Crude oil theft: As IOCs depart, indigenous oil firms increase assets
Joseph Irikefe
Nigeria’s troubled oil and gas industry has been offered a lifeline with domestic oil companies daily snapping-up onshore oil blocks that are being abandoned by exiting International Oil Companies, (IOCs).
Faced with several lingering challenges, especially the menace of insecurity, crude oil theft, entrenched hostilities in host communities and the rise in advocacy for the reduction in carbon emission, many international oil companies operating in the country have in the last 15 years, moved offshore, or have out-rightly left Nigeria for economic-friendly oil producing nations like Angola, Guyana, Greenland, Costa Rica and Ghana.
The IOCs that have reportedly divested from their onshore oil blocks or in the process of doing so include the five majors, namely Shell, Eni, ExxonMobil, Total and ConocoPhillips. For instance, the IOC with the largest stake in the Nigerian oil and gas industry, Shell, divested from four onshore oil blocks in 2010.
The successful sales of these oil assets by Shell triggered a wave of sales by other IOCs. By the end of 2015, a total of 24 oil blocks had been sold to local oil firms, with the exception of one block sold to Chinese oil giant, Sinopec.
In 2022, Shell also announced that it received four offers for its entire onshore oil and gas portfolio worth US$3 billion it had earlier put up for sale.
According to Shell, it is selling its entire shareholding in the Shell Petroleum Development Company of Nigeria Limited to Renaissance, a consortium consisting of ND Western Ltd, Aradel Holdings Plc, Petrolin Group, FIRST Exploration and Petroleum Development Company Ltd and the Waltersmith Group.
According to reports, due diligence dialogue between representatives of Renaissance and NUPRC is expected to end by June ending.
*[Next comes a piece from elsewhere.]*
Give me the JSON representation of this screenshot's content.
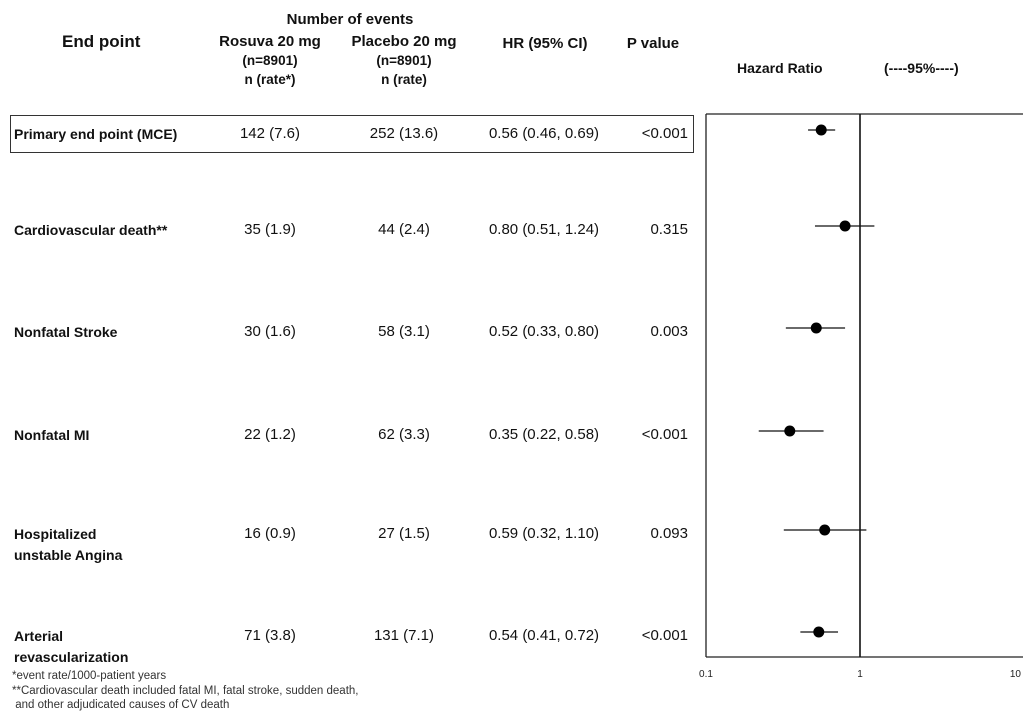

In the same vein, Total and ConocoPhillips are divesting and selling onshore assets worth $27.5 billion to Nigerian firms. Also, American oil giant, ExxonMobil, agreed to sell the entire share capital of its shallow water operations in Nigeria to Seplat Energy for an initial US$1.3billion, and added fees of up to another $1billion.
Other IOCs, including Chevron, have also put some of their oil blocks for sale. From 2021till now, the worth of oil assets put on sale by the IOCs is over N20.8 trillion.
The trend, meanwhile, is expected to continue, as the top five IOCs and other big industry players like Nigeria Agip Oil Company and Equinor have began the process of divesting their investments in 26 oil blocks in Nigeria to indigenous firms.
Owing to the continued divestments and other factors, Nigeria’s oil production crashed from its highest peak of 2.469 million barrels per day recorded on December 31, 2005, to 1.3 million bpd (excluding condensates) at the end of May 2023.